Posted at 2:01 AM on September 9, 2009
by The Current
(1 Comments)
Filed under: Meet the Beatles (Again)
Please Please Me
Originally released in 1963
By Jim McGuinn
1970 might have been the end for The Beatles, but for me it was the start of a lifelong love affair. Aged four, I clearly remember being plopped down in front of the 3:30 Movie (Channel 32, suburban Chicago) and catching an entire week of The Beatles' movies. An indelible image was set on my mind - that to be young, to make music, to have people chase you in the street, and most of all, to be able to do all this with your best mates - a world of possibility opened. From that point on, rock 'n' roll would be as big in my life as baseball and Sesame Street.
That was how it started for me, but for The Beatles it all started back in March 1963 with their first album, Please Please Me. With 10 of its tracks recorded in a single day's 10-hour session, the album was essentially a live recording of the Beatles club shows of the day - closing with John Lennon's throat shredding one-take version of the Isley Brothers' "Twist and Shout."
Why the rush? After a relatively middling success of their first single "Love Me Do," Beatles producer George Martin pushed for the follow up 45-rpm to be a cover ("How Do You Do It?" - later a hit for Gerry and the Pacemakers), but the Beatles wanted to release their own songs.
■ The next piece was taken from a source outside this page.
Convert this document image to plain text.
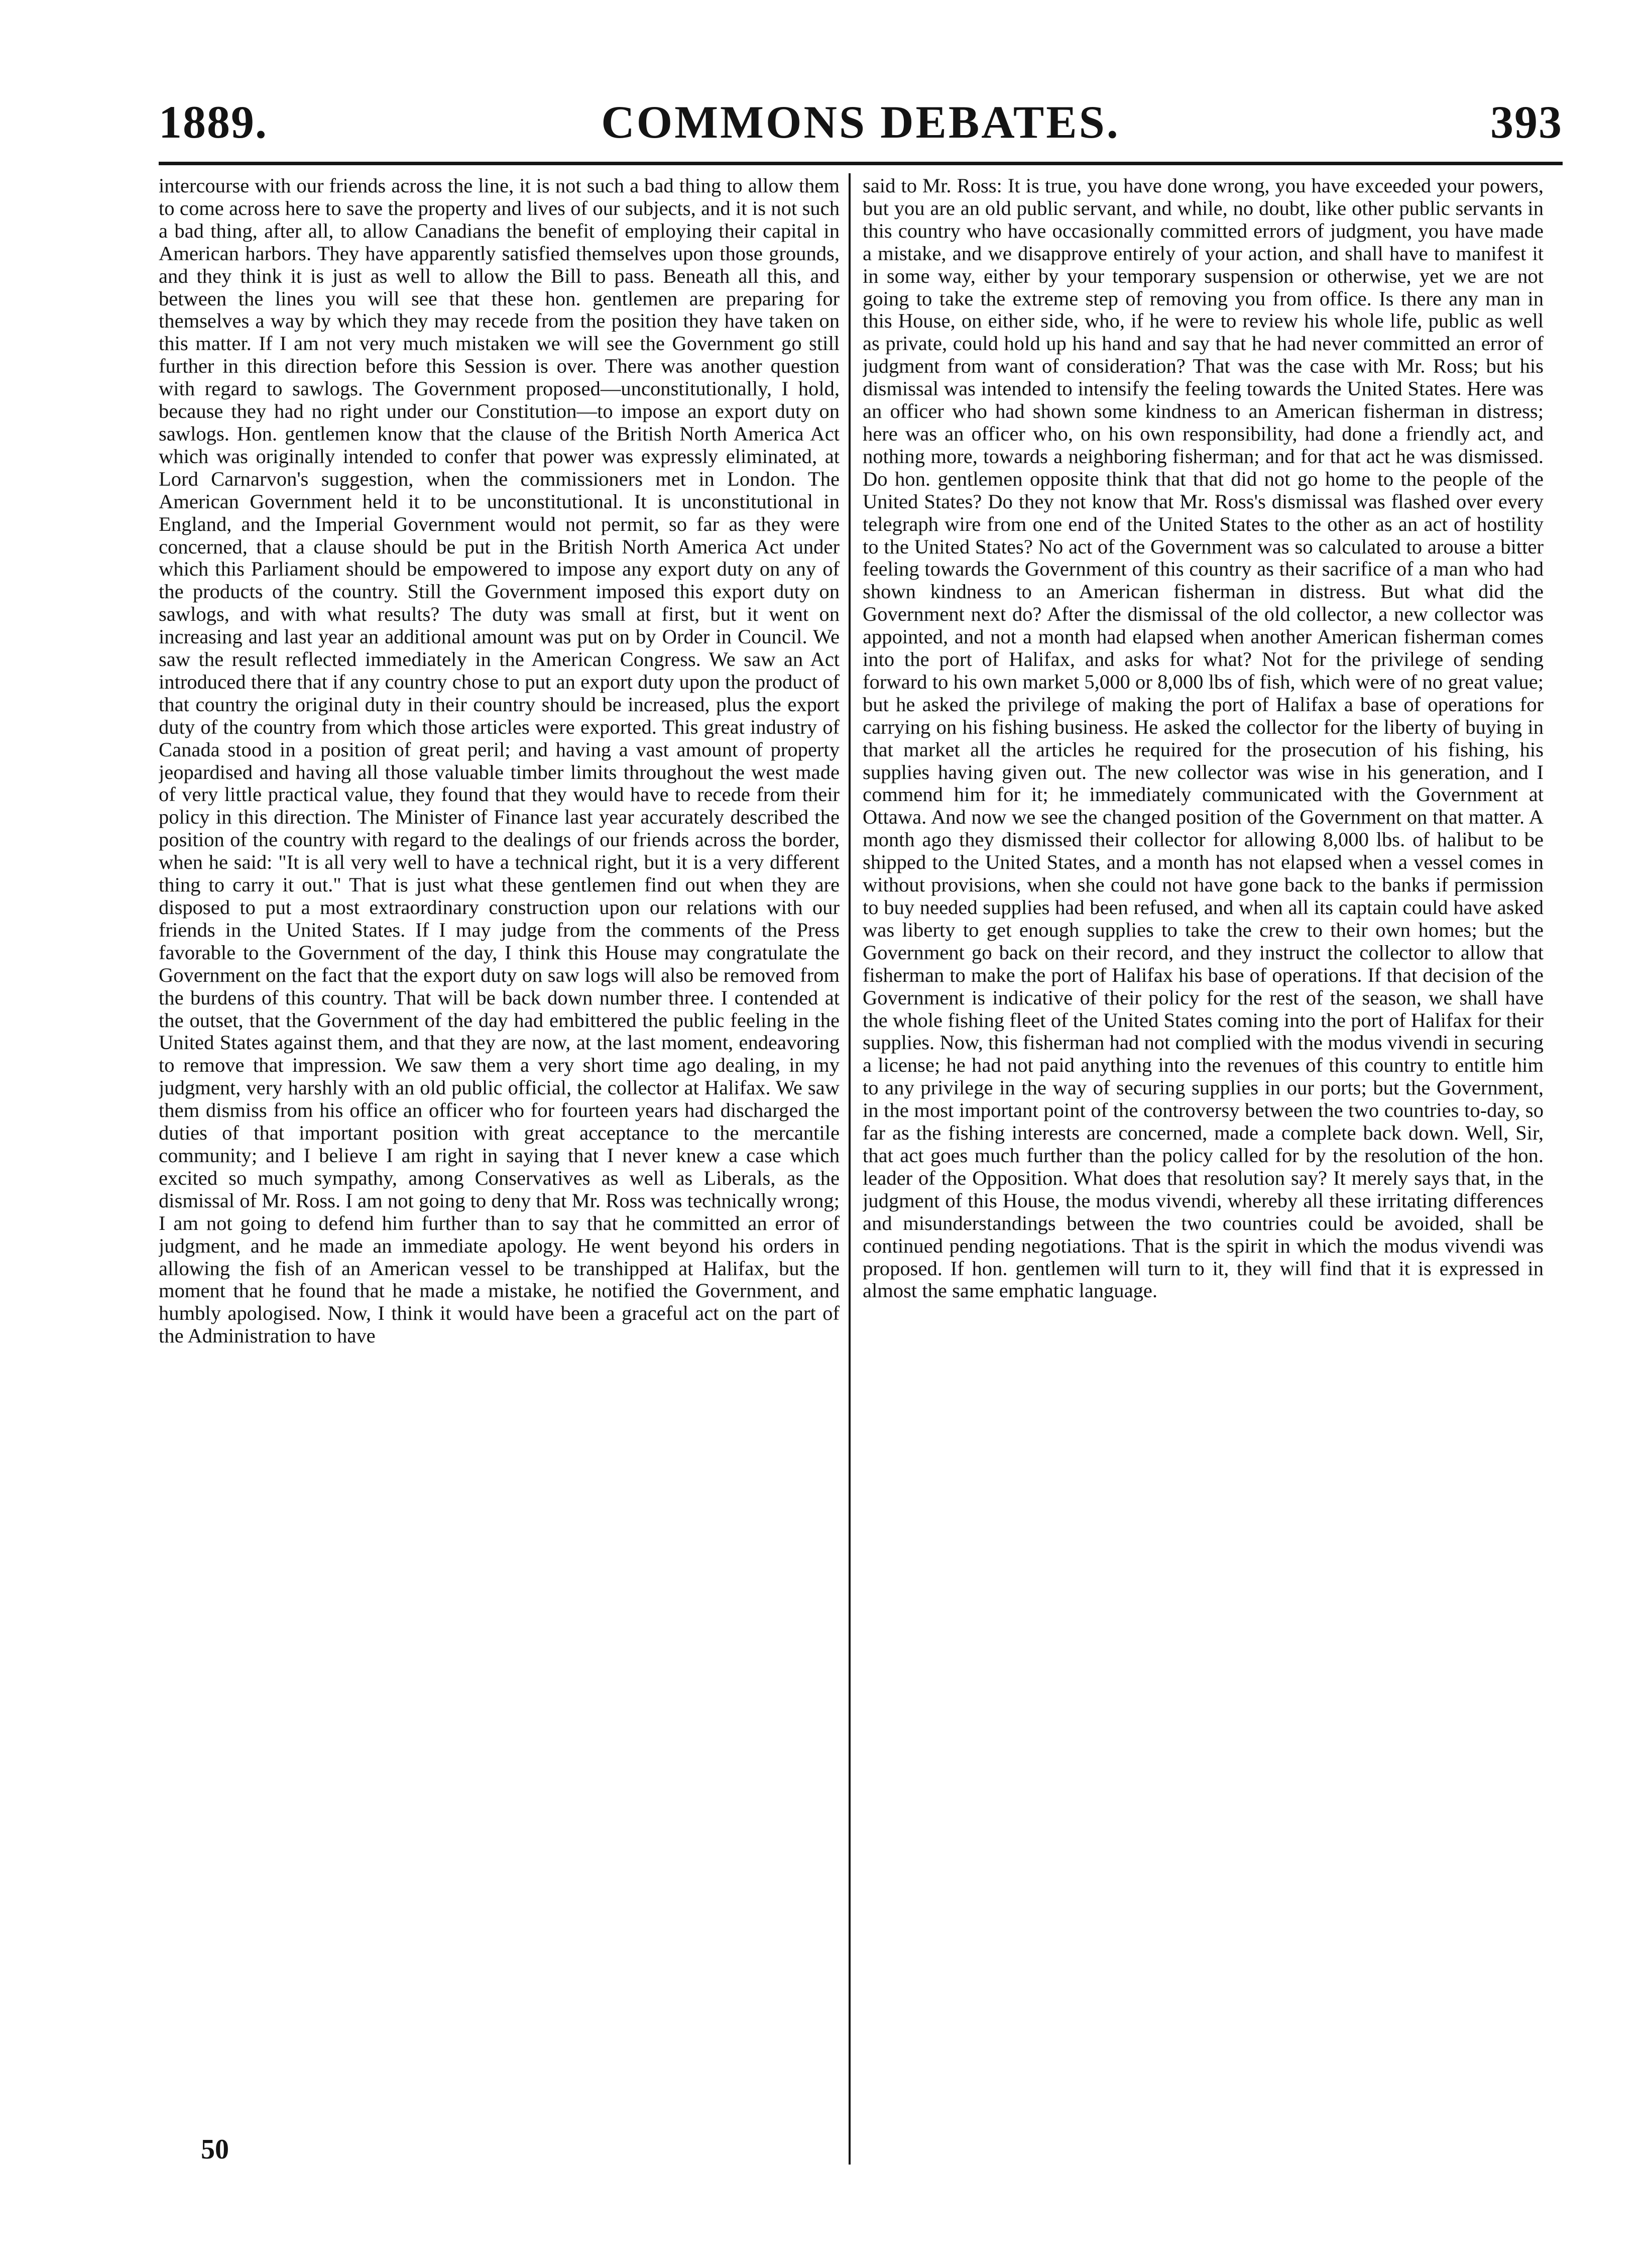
1889.	COMMONS DEBATES.	393

intercourse with our friends across the line, it is not such a bad thing to allow them to come across here to save the property and lives of our subjects, and it is not such a bad thing, after all, to allow Canadians the benefit of employing their capital in American harbors. They have apparently satisfied themselves upon those grounds, and they think it is just as well to allow the Bill to pass. Beneath all this, and between the lines you will see that these hon. gentlemen are preparing for themselves a way by which they may recede from the position they have taken on this matter. If I am not very much mistaken we will see the Government go still further in this direction before this Session is over. There was another question with regard to sawlogs. The Government proposed—unconstitutionally, I hold, because they had no right under our Constitution—to impose an export duty on sawlogs. Hon. gentlemen know that the clause of the British North America Act which was originally intended to confer that power was expressly eliminated, at Lord Carnarvon's suggestion, when the commissioners met in London. The American Government held it to be unconstitutional. It is unconstitutional in England, and the Imperial Government would not permit, so far as they were concerned, that a clause should be put in the British North America Act under which this Parliament should be empowered to impose any export duty on any of the products of the country. Still the Government imposed this export duty on sawlogs, and with what results? The duty was small at first, but it went on increasing and last year an additional amount was put on by Order in Council. We saw the result reflected immediately in the American Congress. We saw an Act introduced there that if any country chose to put an export duty upon the product of that country the original duty in their country should be increased, plus the export duty of the country from which those articles were exported. This great industry of Canada stood in a position of great peril; and having a vast amount of property jeopardised and having all those valuable timber limits throughout the west made of very little practical value, they found that they would have to recede from their policy in this direction. The Minister of Finance last year accurately described the position of the country with regard to the dealings of our friends across the border, when he said: "It is all very well to have a technical right, but it is a very different thing to carry it out." That is just what these gentlemen find out when they are disposed to put a most extraordinary construction upon our relations with our friends in the United States. If I may judge from the comments of the Press favorable to the Government of the day, I think this House may congratulate the Government on the fact that the export duty on saw logs will also be removed from the burdens of this country. That will be back down number three. I contended at the outset, that the Government of the day had embittered the public feeling in the United States against them, and that they are now, at the last moment, endeavoring to remove that impression. We saw them a very short time ago dealing, in my judgment, very harshly with an old public official, the collector at Halifax. We saw them dismiss from his office an officer who for fourteen years had discharged the duties of that important position with great acceptance to the mercantile community; and I believe I am right in saying that I never knew a case which excited so much sympathy, among Conservatives as well as Liberals, as the dismissal of Mr. Ross. I am not going to deny that Mr. Ross was technically wrong; I am not going to defend him further than to say that he committed an error of judgment, and he made an immediate apology. He went beyond his orders in allowing the fish of an American vessel to be transhipped at Halifax, but the moment that he found that he made a mistake, he notified the Government, and humbly apologised. Now, I think it would have been a graceful act on the part of the Administration to have

said to Mr. Ross: It is true, you have done wrong, you have exceeded your powers, but you are an old public servant, and while, no doubt, like other public servants in this country who have occasionally committed errors of judgment, you have made a mistake, and we disapprove entirely of your action, and shall have to manifest it in some way, either by your temporary suspension or otherwise, yet we are not going to take the extreme step of removing you from office. Is there any man in this House, on either side, who, if he were to review his whole life, public as well as private, could hold up his hand and say that he had never committed an error of judgment from want of consideration? That was the case with Mr. Ross; but his dismissal was intended to intensify the feeling towards the United States. Here was an officer who had shown some kindness to an American fisherman in distress; here was an officer who, on his own responsibility, had done a friendly act, and nothing more, towards a neighboring fisherman; and for that act he was dismissed. Do hon. gentlemen opposite think that that did not go home to the people of the United States? Do they not know that Mr. Ross's dismissal was flashed over every telegraph wire from one end of the United States to the other as an act of hostility to the United States? No act of the Government was so calculated to arouse a bitter feeling towards the Government of this country as their sacrifice of a man who had shown kindness to an American fisherman in distress. But what did the Government next do? After the dismissal of the old collector, a new collector was appointed, and not a month had elapsed when another American fisherman comes into the port of Halifax, and asks for what? Not for the privilege of sending forward to his own market 5,000 or 8,000 lbs of fish, which were of no great value; but he asked the privilege of making the port of Halifax a base of operations for carrying on his fishing business. He asked the collector for the liberty of buying in that market all the articles he required for the prosecution of his fishing, his supplies having given out. The new collector was wise in his generation, and I commend him for it; he immediately communicated with the Government at Ottawa. And now we see the changed position of the Government on that matter. A month ago they dismissed their collector for allowing 8,000 lbs. of halibut to be shipped to the United States, and a month has not elapsed when a vessel comes in without provisions, when she could not have gone back to the banks if permission to buy needed supplies had been refused, and when all its captain could have asked was liberty to get enough supplies to take the crew to their own homes; but the Government go back on their record, and they instruct the collector to allow that fisherman to make the port of Halifax his base of operations. If that decision of the Government is indicative of their policy for the rest of the season, we shall have the whole fishing fleet of the United States coming into the port of Halifax for their supplies. Now, this fisherman had not complied with the modus vivendi in securing a license; he had not paid anything into the revenues of this country to entitle him to any privilege in the way of securing supplies in our ports; but the Government, in the most important point of the controversy between the two countries to-day, so far as the fishing interests are concerned, made a complete back down. Well, Sir, that act goes much further than the policy called for by the resolution of the hon. leader of the Opposition. What does that resolution say? It merely says that, in the judgment of this House, the modus vivendi, whereby all these irritating differences and misunderstandings between the two countries could be avoided, shall be continued pending negotiations. That is the spirit in which the modus vivendi was proposed. If hon. gentlemen will turn to it, they will find that it is expressed in almost the same emphatic language.

50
After rearranging the title song from a slower blues to an up-tempo rave-up, Martin was convinced the group had their first hit and was proven right when the song zoomed to No. 2 in the UK Top Five in January 1963. With a full slate of touring and TV appearances, the time was now to cash in on the hit, and The Beatles had to get an album into shops in a hurry. Mixing eight originals with six cover versions, The Beatles, like hero Buddy Holly and few others before them, established themselves as a self-contained band, able to not only sing, but play on and write their own material - just the first of many music business norms The Beatles smashed through in their career.
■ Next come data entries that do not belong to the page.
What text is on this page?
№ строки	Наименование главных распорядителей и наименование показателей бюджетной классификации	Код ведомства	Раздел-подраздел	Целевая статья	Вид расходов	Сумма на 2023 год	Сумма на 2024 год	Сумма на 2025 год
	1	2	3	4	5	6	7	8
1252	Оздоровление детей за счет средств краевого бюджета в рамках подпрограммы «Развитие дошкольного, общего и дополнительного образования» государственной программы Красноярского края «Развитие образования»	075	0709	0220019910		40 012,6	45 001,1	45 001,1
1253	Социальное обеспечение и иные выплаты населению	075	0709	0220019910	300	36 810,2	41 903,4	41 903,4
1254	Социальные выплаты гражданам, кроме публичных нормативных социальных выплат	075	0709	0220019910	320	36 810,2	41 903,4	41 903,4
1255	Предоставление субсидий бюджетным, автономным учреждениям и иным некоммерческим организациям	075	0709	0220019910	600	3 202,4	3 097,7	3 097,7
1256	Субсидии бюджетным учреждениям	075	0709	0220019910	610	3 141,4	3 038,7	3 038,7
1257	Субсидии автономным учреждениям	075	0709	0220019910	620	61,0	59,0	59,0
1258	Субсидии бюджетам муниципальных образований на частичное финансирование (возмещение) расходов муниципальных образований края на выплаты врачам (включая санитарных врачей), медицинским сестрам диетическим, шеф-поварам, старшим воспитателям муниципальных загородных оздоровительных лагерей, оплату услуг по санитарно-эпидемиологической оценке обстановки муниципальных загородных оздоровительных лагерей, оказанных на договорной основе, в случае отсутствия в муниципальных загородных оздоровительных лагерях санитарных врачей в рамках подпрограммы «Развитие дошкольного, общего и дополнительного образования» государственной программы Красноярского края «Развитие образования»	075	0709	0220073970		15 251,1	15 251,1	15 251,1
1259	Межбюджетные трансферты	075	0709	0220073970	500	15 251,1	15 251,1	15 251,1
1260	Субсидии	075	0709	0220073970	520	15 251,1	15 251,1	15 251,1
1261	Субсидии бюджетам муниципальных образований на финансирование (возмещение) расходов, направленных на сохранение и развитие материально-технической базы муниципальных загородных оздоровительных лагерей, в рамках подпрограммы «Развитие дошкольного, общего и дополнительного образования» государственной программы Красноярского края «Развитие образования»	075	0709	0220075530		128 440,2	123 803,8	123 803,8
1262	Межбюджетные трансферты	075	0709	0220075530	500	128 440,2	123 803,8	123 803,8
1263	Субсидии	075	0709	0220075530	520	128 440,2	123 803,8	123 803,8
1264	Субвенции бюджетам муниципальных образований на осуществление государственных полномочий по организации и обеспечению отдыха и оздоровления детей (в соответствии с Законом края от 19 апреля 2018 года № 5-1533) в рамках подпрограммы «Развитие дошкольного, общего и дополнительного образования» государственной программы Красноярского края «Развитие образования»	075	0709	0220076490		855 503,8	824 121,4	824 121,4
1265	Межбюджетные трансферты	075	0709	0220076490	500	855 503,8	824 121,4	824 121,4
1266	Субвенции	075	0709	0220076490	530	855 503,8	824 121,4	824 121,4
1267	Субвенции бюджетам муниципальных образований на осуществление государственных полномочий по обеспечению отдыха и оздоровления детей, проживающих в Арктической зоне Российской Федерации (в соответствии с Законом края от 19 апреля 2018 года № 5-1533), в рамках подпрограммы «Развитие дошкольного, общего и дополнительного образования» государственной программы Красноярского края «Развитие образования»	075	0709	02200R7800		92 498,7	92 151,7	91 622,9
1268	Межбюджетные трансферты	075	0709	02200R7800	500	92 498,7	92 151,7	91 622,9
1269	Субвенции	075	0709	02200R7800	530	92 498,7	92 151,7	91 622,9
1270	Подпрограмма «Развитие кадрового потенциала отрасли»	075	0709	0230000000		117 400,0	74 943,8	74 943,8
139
Soon-to-be rock standards like "I Saw Her Standing There" and "Please Please Me" set a high bar for the coming British Invasion, and while the sentiments were pretty simple, moon-June romantic pleas, the music crackled with an energy, wit, and zest like nothing else before it.
With a live show honed from long nights in Hamburg and Liverpool, The Beatles were also able to deliver their own spin on covers like Arthur Alexander's "Anna," the Shirelles' "Baby It's You" and "Boys," and The Cookies' "Chains." Not unlike Elvis' famous merging of blues and country, this English take on American R&B would kick off the "'beat boom"' and influence the early releases of The Rolling Stones, Yardbirds, Kinks, Who, Led Zeppelin, Cream, and nearly every major British band to follow in their path throughout the '60s.
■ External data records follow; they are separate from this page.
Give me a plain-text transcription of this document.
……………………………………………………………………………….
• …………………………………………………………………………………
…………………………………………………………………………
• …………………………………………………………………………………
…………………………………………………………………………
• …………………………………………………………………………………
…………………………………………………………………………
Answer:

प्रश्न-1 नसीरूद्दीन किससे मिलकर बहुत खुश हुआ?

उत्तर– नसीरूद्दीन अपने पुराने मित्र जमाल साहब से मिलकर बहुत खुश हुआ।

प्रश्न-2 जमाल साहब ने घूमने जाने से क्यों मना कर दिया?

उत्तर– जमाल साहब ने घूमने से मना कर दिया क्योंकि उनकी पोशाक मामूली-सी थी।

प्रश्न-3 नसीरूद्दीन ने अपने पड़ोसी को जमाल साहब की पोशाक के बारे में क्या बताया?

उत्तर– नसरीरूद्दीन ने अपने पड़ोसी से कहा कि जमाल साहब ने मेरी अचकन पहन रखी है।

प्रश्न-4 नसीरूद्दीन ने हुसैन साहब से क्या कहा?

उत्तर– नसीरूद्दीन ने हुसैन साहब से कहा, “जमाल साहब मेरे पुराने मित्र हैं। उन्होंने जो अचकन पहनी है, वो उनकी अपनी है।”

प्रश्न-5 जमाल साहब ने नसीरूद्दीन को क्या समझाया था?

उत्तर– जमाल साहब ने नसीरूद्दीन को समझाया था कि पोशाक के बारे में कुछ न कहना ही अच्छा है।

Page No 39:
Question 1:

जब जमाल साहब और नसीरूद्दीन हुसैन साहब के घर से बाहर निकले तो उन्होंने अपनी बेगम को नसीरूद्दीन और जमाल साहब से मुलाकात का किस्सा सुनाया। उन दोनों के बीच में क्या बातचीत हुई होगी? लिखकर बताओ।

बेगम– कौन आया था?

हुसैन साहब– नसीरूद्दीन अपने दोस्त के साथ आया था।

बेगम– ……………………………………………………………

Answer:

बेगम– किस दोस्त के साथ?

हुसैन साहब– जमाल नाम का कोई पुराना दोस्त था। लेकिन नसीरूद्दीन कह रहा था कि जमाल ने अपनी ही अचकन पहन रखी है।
I don't know what this record would sound like without a sense of history and what followed, but it's hard for me to hear it without flashing on how it changed music. The Beatles weren't more sophisticated than Cole Porter, they didn't rock as hard as Little Richard, they didn't croon as well as Sinatra or hip-shake like Elvis, but somehow their impact would dwarf all their influences and reshape the future of music. The sound of freedom, of joy, of youth - it's all here on Please Please Me.
Given that it has taken four years to digitally remaster the Beatles catalog, it's worth noting how quickly and cheaply their first album was made. With a total recording budget of around $1000, and each Beatle paid to scale, or about $62, it must be the greatest investment in rock history.
Jim McGuinn is the program director for The Current. Jim is pleased to meet you.
I don't know how much info you want in this, seeing as I could go on and on about the Beatles. I'm not the hugest fan in the world, I've met many that are much more rabid about them. What I am inclined to say is that the Beatles influenced my life from day one, seeing as I was named after one of their songs, and apparently was born on the day Hey Jude was released. That said, and maybe I'll enter something else in here again, I am amazed by the influence this band has had on so many lives.
I was once driving to Indiana with a teenage boy who told me that the Beatles made him feel funny. I asked him what he meant, and also reassured him that they had affected lots of other people in much the same way. Ben was about 16 or 17 then, and he let me know that he listened to the Beatles because his father, who had died a year or so before, had loved the Beatles. It was Ben's way of connnecting with his dad. His friends weren't lslistening to the Beatles, it was a different sort of experience for him, in a good way. I don't know too many bands that would affect so many people so viscerally.